AUTOMATION IN POWER DISTRIBUTION
The demand for electrical energy is ever increasing. Today over 21% (theft apart!!) of the total electrical energy generated in India is lost in transmission (4-6%) and distribution (15-18%). The electrical power deficit in the country is currently about 18%. Clearly, reduction in distribution losses can reduce this deficit significantly. It is possible to bring down the distribution losses to a 6-8 % level in India with the help of newer technological options (including information technology) in the electrical power distribution sector which will enable better monitoring and control.
How does Power reach us?
Electric power is normally generated at 11-25kV in a power station.
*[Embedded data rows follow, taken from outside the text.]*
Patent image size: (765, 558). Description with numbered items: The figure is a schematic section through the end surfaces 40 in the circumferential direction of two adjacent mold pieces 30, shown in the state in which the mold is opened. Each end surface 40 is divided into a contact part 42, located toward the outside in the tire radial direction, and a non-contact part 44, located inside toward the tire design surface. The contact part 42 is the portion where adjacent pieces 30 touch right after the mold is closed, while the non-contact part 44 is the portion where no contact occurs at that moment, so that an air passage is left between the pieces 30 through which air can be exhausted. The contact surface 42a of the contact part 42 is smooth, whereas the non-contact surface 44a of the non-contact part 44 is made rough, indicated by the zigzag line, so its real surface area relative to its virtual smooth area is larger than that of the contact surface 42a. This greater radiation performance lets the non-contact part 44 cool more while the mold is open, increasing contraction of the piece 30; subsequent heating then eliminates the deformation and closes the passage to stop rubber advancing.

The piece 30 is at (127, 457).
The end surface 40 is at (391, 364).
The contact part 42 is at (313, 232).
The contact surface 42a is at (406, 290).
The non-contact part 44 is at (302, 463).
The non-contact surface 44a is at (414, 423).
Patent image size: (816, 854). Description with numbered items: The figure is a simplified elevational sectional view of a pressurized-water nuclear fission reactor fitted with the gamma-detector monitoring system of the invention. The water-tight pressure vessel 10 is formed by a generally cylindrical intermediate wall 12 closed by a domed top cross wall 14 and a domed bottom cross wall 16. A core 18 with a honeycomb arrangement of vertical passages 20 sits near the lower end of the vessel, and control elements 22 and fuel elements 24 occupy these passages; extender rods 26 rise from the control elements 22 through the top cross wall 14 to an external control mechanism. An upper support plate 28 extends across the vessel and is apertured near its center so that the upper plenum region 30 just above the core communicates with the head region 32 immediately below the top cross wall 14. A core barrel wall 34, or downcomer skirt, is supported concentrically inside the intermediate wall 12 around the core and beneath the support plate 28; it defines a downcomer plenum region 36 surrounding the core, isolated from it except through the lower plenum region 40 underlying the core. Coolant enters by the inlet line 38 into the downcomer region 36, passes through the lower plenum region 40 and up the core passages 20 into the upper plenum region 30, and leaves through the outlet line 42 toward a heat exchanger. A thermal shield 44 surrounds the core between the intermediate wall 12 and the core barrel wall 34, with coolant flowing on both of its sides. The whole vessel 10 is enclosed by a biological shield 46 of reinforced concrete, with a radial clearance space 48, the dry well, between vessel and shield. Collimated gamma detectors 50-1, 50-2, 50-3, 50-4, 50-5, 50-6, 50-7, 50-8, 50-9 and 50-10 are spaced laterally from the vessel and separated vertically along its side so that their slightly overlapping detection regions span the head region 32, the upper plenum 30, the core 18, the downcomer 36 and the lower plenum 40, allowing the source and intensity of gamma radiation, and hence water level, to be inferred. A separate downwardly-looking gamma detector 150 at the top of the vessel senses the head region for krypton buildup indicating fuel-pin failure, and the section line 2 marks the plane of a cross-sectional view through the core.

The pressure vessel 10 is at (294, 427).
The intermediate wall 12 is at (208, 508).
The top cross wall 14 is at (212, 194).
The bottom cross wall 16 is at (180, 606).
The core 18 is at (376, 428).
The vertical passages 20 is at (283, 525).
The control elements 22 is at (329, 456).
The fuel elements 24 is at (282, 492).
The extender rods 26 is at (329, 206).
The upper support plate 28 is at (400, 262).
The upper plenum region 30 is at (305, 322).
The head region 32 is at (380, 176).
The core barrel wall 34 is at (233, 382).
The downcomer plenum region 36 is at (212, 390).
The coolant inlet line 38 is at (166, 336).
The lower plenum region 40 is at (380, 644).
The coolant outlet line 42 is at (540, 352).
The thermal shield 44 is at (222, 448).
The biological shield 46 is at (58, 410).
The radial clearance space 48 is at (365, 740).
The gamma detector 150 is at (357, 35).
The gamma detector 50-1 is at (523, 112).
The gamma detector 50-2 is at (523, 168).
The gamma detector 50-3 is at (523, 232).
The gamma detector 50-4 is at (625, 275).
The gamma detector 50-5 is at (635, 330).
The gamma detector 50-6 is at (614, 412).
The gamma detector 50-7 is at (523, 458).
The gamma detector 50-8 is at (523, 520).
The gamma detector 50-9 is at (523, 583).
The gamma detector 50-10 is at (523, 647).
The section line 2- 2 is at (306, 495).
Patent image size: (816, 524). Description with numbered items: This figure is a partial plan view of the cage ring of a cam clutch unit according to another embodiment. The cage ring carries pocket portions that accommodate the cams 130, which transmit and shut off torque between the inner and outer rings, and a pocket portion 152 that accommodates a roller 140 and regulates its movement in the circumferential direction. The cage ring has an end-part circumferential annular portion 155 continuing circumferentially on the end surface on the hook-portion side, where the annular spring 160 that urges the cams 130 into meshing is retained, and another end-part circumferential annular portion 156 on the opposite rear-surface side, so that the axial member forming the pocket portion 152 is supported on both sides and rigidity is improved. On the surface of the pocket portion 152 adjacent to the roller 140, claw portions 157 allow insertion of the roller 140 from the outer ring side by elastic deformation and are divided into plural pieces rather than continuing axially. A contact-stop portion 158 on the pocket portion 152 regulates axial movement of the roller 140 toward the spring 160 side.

To transmit over long distances, it is then stepped-up to 400kV, 220kV or 132kV as necessary. Power is carried through a transmission network of high voltage lines. Usually, these lines run into hundreds of kilometres and deliver the power into a common power pool called the grid. The grid is connected to load centres (cities) through a sub-transmission network of normally 33kV (or sometimes 66kV) lines. These lines terminate into a 33kV (or 66kV) substation, where the voltage is stepped-down to 11kV for power distribution to load points through a distribution network of lines at 11kV and lower.
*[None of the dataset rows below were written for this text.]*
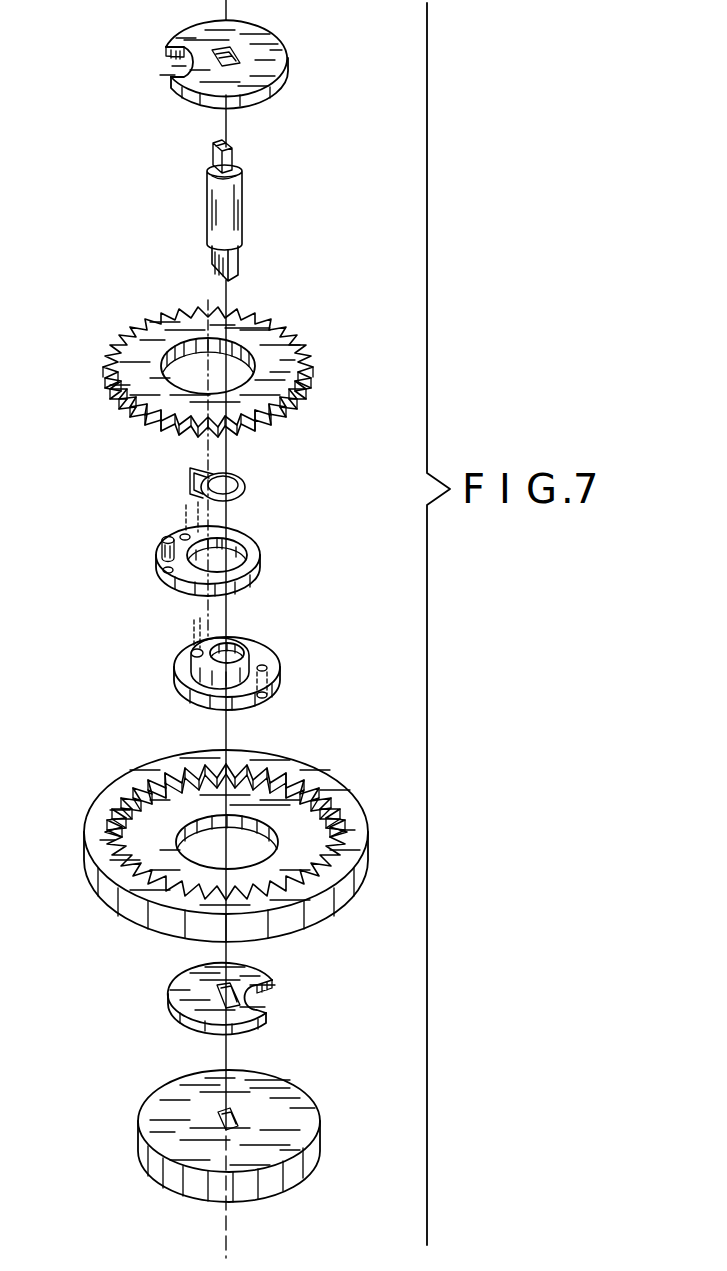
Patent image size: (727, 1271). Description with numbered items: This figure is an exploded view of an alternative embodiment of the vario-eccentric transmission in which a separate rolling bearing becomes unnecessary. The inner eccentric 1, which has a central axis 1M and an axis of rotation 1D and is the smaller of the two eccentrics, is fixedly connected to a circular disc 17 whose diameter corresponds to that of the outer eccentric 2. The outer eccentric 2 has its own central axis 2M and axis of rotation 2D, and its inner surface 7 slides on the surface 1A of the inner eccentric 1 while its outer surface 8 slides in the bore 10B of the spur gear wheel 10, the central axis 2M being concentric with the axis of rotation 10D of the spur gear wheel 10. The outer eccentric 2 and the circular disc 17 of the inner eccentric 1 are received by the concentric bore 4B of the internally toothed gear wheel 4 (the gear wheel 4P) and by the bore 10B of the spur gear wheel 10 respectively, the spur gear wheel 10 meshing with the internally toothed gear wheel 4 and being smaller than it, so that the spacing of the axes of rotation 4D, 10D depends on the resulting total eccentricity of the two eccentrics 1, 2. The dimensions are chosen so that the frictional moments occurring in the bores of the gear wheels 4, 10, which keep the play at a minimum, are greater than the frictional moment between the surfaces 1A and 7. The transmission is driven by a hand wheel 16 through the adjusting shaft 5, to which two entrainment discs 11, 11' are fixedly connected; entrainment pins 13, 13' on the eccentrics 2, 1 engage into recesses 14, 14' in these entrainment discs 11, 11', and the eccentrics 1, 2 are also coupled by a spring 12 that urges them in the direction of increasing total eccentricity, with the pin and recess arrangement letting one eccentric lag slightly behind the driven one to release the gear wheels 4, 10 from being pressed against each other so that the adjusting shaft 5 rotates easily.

The inner eccentric 1 is at (203, 642).
The surface of the inner eccentric 1A is at (212, 684).
The axis of rotation of the inner eccentric 1D is at (228, 617).
The central axis of the inner eccentric 1M is at (198, 608).
The outer eccentric 2 is at (174, 582).
The axis of rotation of the outer eccentric 2D is at (228, 521).
The central axis of the outer eccentric 2M is at (196, 513).
The internally toothed gear wheel 4 is at (327, 796).
The concentric bore 4B is at (260, 858).
The axis of rotation of the gear wheel 4D is at (220, 848).
The gear wheel 4P is at (303, 863).
The adjusting shaft 5 is at (240, 208).
The inner surface of the outer eccentric 7 is at (243, 540).
The outer surface of the outer eccentric 8 is at (250, 590).
The spur gear wheel 10 is at (296, 404).
The bore of the spur gear wheel 10B is at (243, 372).
The axis of rotation of the spur gear wheel 10D is at (205, 372).
The entrainment disc 11 is at (215, 64).
The entrainment disc 11' is at (229, 999).
The spring 12 is at (246, 482).
The entrainment pin 13 is at (126, 549).
The entrainment pin 13' is at (297, 695).
The recess 14 is at (142, 62).
The recess 14' is at (296, 996).
The hand wheel 16 is at (158, 1108).
The circular disc 17 is at (293, 658).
The power network, which generally concerns the common man, is the distribution network of 11kV lines or feeders downstream of the 33kV substation. Each 11kV feeder which emanates from the 33kV substation branches further into several subsidiary 11kV feeders to carry power close to the load points (localities, industrial areas, villages, etc.,). At these load points, a transformer further reduces the voltage from 11kV to 415V to provide the last-mile connection through 415V feeders (also called as Low Tension (LT) feeders) to individual customers, either at 240V (as single-phase supply) or at 415V (as three-phase supply). A feeder could be either an overhead line or an underground cable. In urban areas, owing to the density of customers, the length of an 11kV feeder is generally up to 3 km. On the other hand, in rural areas, the feeder length is much larger (up to 20 km). A 415V feeder should normally be restricted to about 0.5-1.0 km. Unduly long feeders lead to low voltage at the consumer end.

Bottlenecks in Ensuring Reliable Power
Lack of information at the base station (33kV sub-station) on the loading and health status of the 11kV/415V transformer and associated feeders is one primary cause of inefficient power distribution. Due to absence of monitoring, overloading occurs, which results in low voltage at the customer end and increases the risk of frequent breakdowns of transformers and feeders. In fact, the transformer breakdown rate in India is as high as around 20%, in contrast to less than 2% in some advanced countries.
In the absence of switches at different points in the distribution network, it is not possible to isolate certain loads for load shedding as and when required. The only option available in the present distribution network is the circuit breaker (one each for every main 11kV feeder) at the 33kV substation. However, these circuit breakers are actually provided as a means of protection to completely isolate the downstream network in the event of a fault. Using this as a tool for load management is not desirable, as it disconnects the power supply to a very large segment of consumers. Clearly, there is a need to put in place a system that can achieve a finer resolution in load management.
In the event of a fault on any feeder section downstream, the circuit breaker at the 33kV substation trips (opens). As a result, there is a blackout over a large section of the distribution network. If the faulty feeder segment could be precisely identified, it would be possible to substantially reduce the blackout area, by re-routing the power to the healthy feeder segments through the operation of switches (of the same type as those for load management) placed at strategic locations in various feeder segments.